Et voilà qu'on frappe à la porte de la ferme. Branko est un vétérinaire Croate qui, à la recherche d'un travail dans les Ardennes, a été victime d'une panne de voiture aux abords de la maison de la jeune femme.
Teresa accueille l'étranger tandis qu'il attend la courroie qui permettra de réparer son véhicule. Et soudain, elle l'entend siffloter l'air préféré de Jacques. C'est lui, c'est l'émissaire de son époux.
Tadeusz, le fils aîné, le préféré, qui a repris la brasserie familiale, s'occupe aimablement de leur invité. André, le cadet, « l'intellectuel », le déteste d'emblée.
Et les choses se compliquent encore le jour où on découvre le cadavre de Suzanne.
Mon avis ne peut pas être objectif. Dès que paraît un nouveau roman d'
Armel Job, je ne réfléchis pas. Je fonce. Et je ne suis jamais déçue.

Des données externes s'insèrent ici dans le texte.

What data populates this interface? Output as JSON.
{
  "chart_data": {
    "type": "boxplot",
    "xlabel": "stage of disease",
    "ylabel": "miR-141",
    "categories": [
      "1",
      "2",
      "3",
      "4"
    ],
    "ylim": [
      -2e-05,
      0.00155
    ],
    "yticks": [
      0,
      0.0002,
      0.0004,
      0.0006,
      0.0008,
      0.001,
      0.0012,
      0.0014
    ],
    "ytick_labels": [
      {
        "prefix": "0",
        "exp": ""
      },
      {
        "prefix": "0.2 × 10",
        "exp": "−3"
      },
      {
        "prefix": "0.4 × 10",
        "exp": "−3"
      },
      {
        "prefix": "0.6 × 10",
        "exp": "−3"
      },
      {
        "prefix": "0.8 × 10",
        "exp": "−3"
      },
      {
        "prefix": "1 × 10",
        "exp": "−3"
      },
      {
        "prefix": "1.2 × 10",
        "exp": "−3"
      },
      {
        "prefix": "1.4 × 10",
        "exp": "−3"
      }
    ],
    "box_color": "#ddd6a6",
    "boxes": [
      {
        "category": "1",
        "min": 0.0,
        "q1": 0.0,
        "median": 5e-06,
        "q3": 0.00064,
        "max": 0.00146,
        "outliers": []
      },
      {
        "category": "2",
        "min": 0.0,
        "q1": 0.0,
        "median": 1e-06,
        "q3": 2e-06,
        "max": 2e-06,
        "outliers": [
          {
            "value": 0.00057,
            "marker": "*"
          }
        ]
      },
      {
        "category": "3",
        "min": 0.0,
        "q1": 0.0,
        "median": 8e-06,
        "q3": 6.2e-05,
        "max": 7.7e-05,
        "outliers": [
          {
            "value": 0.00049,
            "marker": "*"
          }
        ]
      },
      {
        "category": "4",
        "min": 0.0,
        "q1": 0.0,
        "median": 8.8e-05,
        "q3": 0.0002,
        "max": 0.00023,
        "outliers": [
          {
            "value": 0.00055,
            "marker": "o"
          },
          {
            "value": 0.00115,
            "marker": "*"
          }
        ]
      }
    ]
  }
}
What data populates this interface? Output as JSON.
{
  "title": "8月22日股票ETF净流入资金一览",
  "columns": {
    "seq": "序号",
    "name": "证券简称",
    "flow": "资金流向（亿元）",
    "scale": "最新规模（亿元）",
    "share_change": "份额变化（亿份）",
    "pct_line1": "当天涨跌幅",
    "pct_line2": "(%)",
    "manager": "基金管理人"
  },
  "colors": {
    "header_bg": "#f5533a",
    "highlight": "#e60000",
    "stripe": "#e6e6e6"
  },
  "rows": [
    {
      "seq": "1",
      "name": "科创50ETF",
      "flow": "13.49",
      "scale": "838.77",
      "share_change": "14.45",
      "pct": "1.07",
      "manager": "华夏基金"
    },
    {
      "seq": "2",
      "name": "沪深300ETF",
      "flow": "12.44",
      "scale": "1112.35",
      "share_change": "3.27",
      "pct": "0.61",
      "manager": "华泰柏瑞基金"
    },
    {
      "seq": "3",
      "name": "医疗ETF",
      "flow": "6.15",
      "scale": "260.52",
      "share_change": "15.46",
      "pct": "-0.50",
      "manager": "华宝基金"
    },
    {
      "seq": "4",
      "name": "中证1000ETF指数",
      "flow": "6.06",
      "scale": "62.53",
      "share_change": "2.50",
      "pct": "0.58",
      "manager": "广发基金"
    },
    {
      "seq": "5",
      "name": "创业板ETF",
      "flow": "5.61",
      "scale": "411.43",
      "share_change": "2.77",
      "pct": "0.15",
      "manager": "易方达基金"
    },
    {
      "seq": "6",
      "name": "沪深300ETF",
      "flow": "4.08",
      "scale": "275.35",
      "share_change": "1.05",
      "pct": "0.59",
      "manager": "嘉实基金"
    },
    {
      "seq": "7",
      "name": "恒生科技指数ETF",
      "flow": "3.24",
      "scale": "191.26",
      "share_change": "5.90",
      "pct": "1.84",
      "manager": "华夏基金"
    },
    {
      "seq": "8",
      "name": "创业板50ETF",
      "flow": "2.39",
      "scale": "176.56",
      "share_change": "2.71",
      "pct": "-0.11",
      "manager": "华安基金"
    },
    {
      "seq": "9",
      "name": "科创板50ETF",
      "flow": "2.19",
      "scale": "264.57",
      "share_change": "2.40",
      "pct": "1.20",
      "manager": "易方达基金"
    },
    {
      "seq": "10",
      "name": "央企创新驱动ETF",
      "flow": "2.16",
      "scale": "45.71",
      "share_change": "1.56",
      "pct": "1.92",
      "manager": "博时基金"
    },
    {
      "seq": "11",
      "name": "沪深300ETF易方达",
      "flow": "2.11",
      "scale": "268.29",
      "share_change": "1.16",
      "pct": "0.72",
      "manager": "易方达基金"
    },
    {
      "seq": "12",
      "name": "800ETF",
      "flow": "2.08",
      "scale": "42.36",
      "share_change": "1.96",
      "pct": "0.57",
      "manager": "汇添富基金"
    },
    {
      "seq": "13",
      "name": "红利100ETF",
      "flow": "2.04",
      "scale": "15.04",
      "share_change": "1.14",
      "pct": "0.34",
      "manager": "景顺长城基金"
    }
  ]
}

Le récit se présente comme une narration à deux voix. Les mêmes faits sont vécus de façon très différente par les deux fils de Teresa, qui nous les relatent vingt ans après qu'ils se sont produits. Tadeusz et André prennent la parole chacun à leur tour, un chapitre sur deux.
D'entrée de jeu, André éprouve une profonde antipathie pour Branko, « seulement parce qu'il avait fouillé dans mes tiroirs, première intrusion qui devait le conduire à une intrusion totalement insupportable dans le coeur de ma mère. »
Tadeusz, lui, réserve plutôt bon visage à Branko. Il l'aide à réparer sa voiture, lui procure un travail à la brasserie, l'emmène avec lui à l'Embuscade, le café du patelin où il a ses habitudes.
Branko a des attitudes pour le moins bizarres, surtout à l'égard de Suzanne, une petite allumeuse, qui travaille à la cantine de la pépinière qui a embauché le réfugié.
Au centre de ce triangle, il y a Teresa. Mère de famille, elle est considérée par ses fils comme une « vieille ». Mais elle n'a pas quarante ans, elle est seule, « étrangère », puisqu'elle vient de Pologne, elle aspire à un peu de bonheur.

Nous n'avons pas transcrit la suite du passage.